The new Budget 2018 aims to empower more women especially in workplaces, and have introduced paid maternity leave of 90 days.
Budget 2018 has also declared that all new office buildings in Kuala Lumpur and beyond be equipped with Childcare Centres, and it is a requirement for all GLC main buildings. Keep yourself informed on new policies and changes that are taking place, and what avenues are there to help you through.
Besides that, you could look out for facilities for new mothers in your workplace. For example, is there a sick bay with a nurse if you experience complications with your pregnancy, or simply need a place to rest? Is there a clean, private and comfortable room for expressing breast milk? Can you bring your baby or toddler to work if you don’t have support at home, or is there a creche or a day-care centre that can provide care while you’re working?
It’s useful to have a chat with your Human Resources manager to find out what company entitlements there are for mothers and mothers-to-be. Some companies have policies that help women stay longer in the workplace, such as extended maternity leave.

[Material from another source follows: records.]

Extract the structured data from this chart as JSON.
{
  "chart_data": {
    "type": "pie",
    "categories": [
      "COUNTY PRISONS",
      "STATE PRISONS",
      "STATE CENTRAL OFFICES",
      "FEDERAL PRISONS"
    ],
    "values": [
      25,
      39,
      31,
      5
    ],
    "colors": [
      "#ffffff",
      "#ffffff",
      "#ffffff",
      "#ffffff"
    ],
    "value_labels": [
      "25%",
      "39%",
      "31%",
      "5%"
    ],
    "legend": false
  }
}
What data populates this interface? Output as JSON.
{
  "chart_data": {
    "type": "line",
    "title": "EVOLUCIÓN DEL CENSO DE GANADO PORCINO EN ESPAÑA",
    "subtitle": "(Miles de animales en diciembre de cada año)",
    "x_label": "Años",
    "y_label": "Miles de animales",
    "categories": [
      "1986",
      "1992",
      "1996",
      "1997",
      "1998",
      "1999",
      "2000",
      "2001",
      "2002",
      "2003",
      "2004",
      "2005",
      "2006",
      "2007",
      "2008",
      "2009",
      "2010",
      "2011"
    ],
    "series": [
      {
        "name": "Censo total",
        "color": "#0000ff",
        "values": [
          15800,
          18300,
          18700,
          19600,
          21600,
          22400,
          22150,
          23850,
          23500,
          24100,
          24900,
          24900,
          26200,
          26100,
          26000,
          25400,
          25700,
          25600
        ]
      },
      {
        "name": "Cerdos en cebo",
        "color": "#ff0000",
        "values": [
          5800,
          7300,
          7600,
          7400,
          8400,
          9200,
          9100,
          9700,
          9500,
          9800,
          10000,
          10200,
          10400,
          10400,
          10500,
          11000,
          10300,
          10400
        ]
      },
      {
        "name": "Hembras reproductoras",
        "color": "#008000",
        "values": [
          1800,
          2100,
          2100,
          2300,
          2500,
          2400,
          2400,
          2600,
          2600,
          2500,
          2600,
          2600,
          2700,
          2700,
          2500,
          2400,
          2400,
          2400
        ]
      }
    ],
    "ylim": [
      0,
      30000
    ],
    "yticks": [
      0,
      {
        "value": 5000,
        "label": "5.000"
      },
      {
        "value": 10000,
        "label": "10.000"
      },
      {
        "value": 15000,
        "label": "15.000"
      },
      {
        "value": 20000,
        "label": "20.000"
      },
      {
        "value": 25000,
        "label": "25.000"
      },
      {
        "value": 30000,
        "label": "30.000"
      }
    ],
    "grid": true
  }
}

Besides what’s on the books, you can get a better understanding of your workplace by speaking to colleagues who have had children about their pregnancy or birth experiences and how things may have affected them at work.
If you’re interviewing for a new job, it’s beneficial to inquire potential employers about their maternity policies. The idea is to gauge the kind of support companies offer their pregnant employees.
It is all about timing and strategy in balancing your career and pregnancy. If a certain company is good for your career but doesn’t provide avenues for pregnant women, you could consider investing a year or more to upskill and plump up your resume to seek a better opportunity and support with another company.